Nova perspectiva de cura para o HIV com transplante de sangue de cordão umbilical

Cientistas possivelmente encontraram a cura para a doença causada pela infecção do vírus HIV. Uma equipe de pesquisadores americanos divulgou a descoberta essa semana, apresentando o caso de uma paciente tratada há quatro anos com células-tronco, que está em remissão total da doença. Frente a estes resultados iniciais, a expectativa dos pesquisadores é expandir esse tratamento de forma semelhante para dezenas de pacientes ao ano.


Como tudo começou
A hipótese de que um transplante de células-tronco poderia ser útil na cura para o HIV foi levantada em 2008, quando os médicos trataram o americano Timothy Ray Brown para leucemia mieloide aguda. Ele recebeu um transplante de células-tronco de um doador que tinha uma rara mutação genética que garante uma resistência natural das células imunológicas ao vírus do HIV e curou-se das duas doenças.


Os primeiros tratamentos
O processo terapêutico praticado no caso de Timothy foi repetido com outros pacientes.
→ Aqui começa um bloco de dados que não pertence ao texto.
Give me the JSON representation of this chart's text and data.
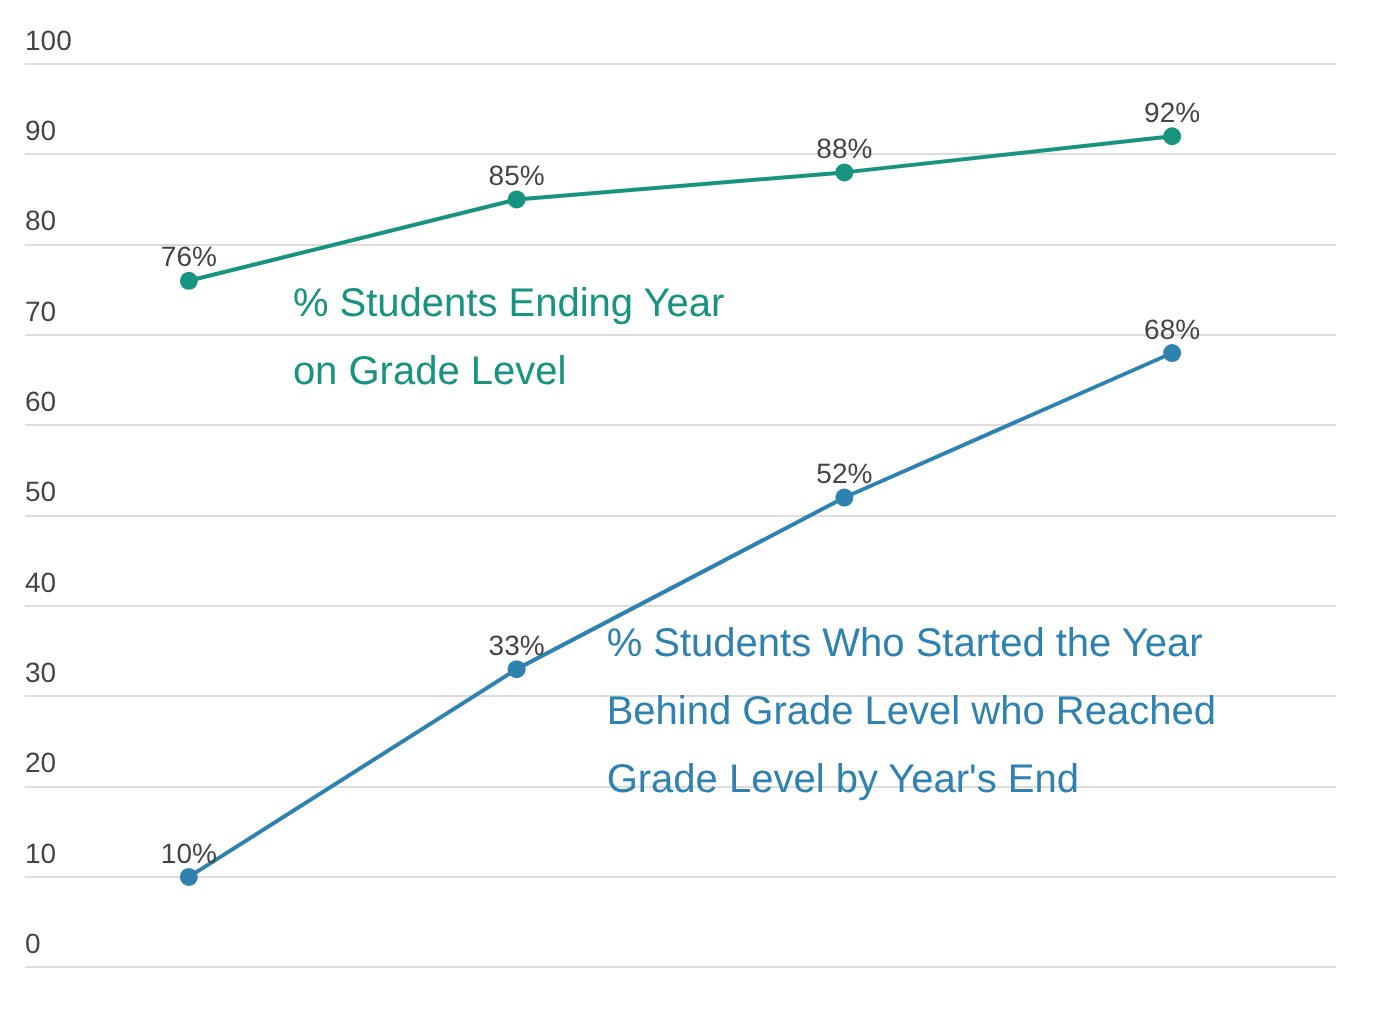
{
  "chart_data": {
    "type": "line",
    "categories": [
      null,
      null,
      null,
      null
    ],
    "series": [
      {
        "name": "% Students Ending Year on Grade Level",
        "color": "#17937f",
        "values": [
          76,
          85,
          88,
          92
        ],
        "value_labels": [
          "76%",
          "85%",
          "88%",
          "92%"
        ]
      },
      {
        "name": "% Students Who Started the Year Behind Grade Level who Reached Grade Level by Year's End",
        "color": "#2f82b0",
        "values": [
          10,
          33,
          52,
          68
        ],
        "value_labels": [
          "10%",
          "33%",
          "52%",
          "68%"
        ]
      }
    ],
    "ylim": [
      0,
      100
    ],
    "yticks": [
      0,
      10,
      20,
      30,
      40,
      50,
      60,
      70,
      80,
      90,
      100
    ],
    "grid": "y",
    "legend": false,
    "marker": "circle",
    "line_style": "solid"
  }
}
A ideia era substituir o sistema imunológico do doente por um “totalmente novo” com a mutação que o tornaria imune ao vírus HIV, tratando seu câncer e, ao mesmo tempo, curando o HIV. Então, primeiramente, os médicos destruíam o sistema imunológico original do paciente com quimioterapia e/ou radioterapia – na esperança que isso também destruísse o maior número possível de células de defesa que ainda continham em seu interior o vírus HIV.
Na etapa seguinte, foram transplantadas células-tronco com o objetivo de regenerar o sistema imunológico que foi destruído e multiplicar células com a resistência natural ao HIV. Assim, uma vez que as células-tronco resistentes ao HIV transplantadas fossem enxertadas adequadamente, caso novas cópias virais surgissem, estas seriam incapazes de infectar as novas células.
Essa estratégia aparentemente curou o HIV em três pacientes. Mas também falhou em uma série de outros casos.
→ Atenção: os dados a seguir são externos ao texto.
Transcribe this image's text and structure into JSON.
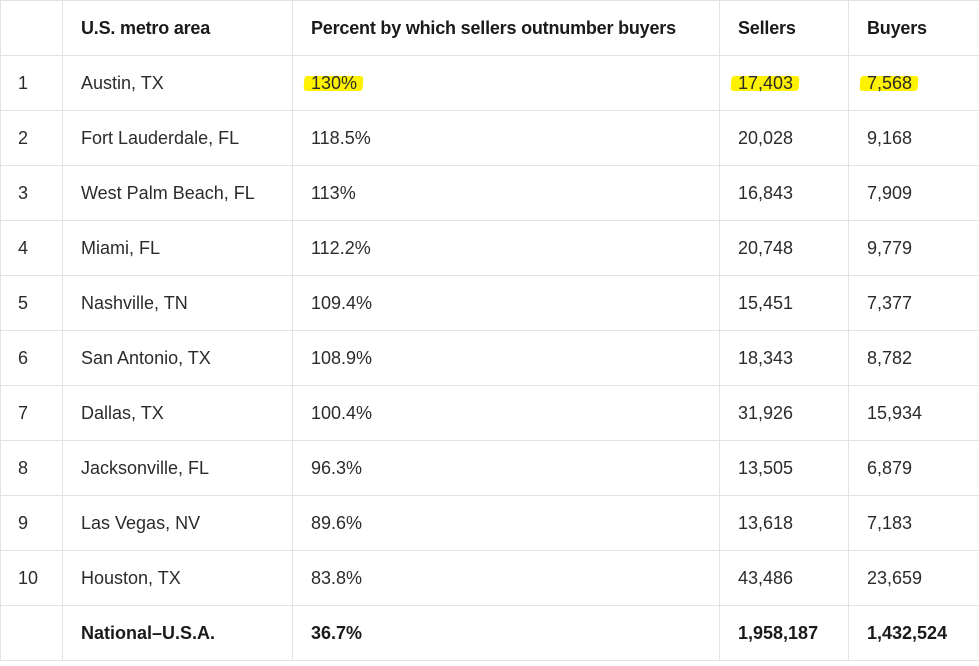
{
  "table": {
    "headers": [
      "",
      "U.S. metro area",
      "Percent by which sellers outnumber buyers",
      "Sellers",
      "Buyers"
    ],
    "rows": [
      {
        "rank": "1",
        "metro": "Austin, TX",
        "percent": "130%",
        "sellers": "17,403",
        "buyers": "7,568",
        "highlighted": true
      },
      {
        "rank": "2",
        "metro": "Fort Lauderdale, FL",
        "percent": "118.5%",
        "sellers": "20,028",
        "buyers": "9,168"
      },
      {
        "rank": "3",
        "metro": "West Palm Beach, FL",
        "percent": "113%",
        "sellers": "16,843",
        "buyers": "7,909"
      },
      {
        "rank": "4",
        "metro": "Miami, FL",
        "percent": "112.2%",
        "sellers": "20,748",
        "buyers": "9,779"
      },
      {
        "rank": "5",
        "metro": "Nashville, TN",
        "percent": "109.4%",
        "sellers": "15,451",
        "buyers": "7,377"
      },
      {
        "rank": "6",
        "metro": "San Antonio, TX",
        "percent": "108.9%",
        "sellers": "18,343",
        "buyers": "8,782"
      },
      {
        "rank": "7",
        "metro": "Dallas, TX",
        "percent": "100.4%",
        "sellers": "31,926",
        "buyers": "15,934"
      },
      {
        "rank": "8",
        "metro": "Jacksonville, FL",
        "percent": "96.3%",
        "sellers": "13,505",
        "buyers": "6,879"
      },
      {
        "rank": "9",
        "metro": "Las Vegas, NV",
        "percent": "89.6%",
        "sellers": "13,618",
        "buyers": "7,183"
      },
      {
        "rank": "10",
        "metro": "Houston, TX",
        "percent": "83.8%",
        "sellers": "43,486",
        "buyers": "23,659"
      }
    ],
    "total": {
      "rank": "",
      "metro": "National–U.S.A.",
      "percent": "36.7%",
      "sellers": "1,958,187",
      "buyers": "1,432,524"
    }
  },
  "colors": {
    "highlight": "#fff200",
    "border": "#e2e2e2",
    "text": "#2b2b2b"
  }
}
Paciente que recebeu o sangue de cordão
A “paciente de Nova York”, como está sendo popularmente referida, foi diagnosticada com HIV em 2013 e leucemia em 2017. Frente à progressão da leucemia, foi indicado transplante de células- tronco como tratamento deste câncer sanguíneo. Porém, os pesquisadores utilizaram um protocolo de transplante de células-tronco diferente dos casos anteriores.
Tradicionalmente, o tratamento das malignidades sanguíneas adultas é tratado com transplante de células-tronco de um doador com a maior compatibilidade possível do doente para maximizar as chances de cura. Nesse caso em que a paciente tinha HIV, além de ser compatível com ela, o doador também deveria apresentar a rara mutação genética que confere resistência ao vírus para que não só a leucemia fosse curada, mas também o HIV. Isso diminuiria muito as chances de encontrar um doador compatível.

Comparado com as células-tronco adultas, o sangue do cordão umbilical é mais adaptável para transplantes, pois não precisa ter total compatibilidade com o doente. O sangue do cordão umbilical, no entanto, frequentemente, não produz células suficientes para tratar um adulto, de modo que os transplantes desse sangue têm sido mais direcionados aos casos de câncer infantil.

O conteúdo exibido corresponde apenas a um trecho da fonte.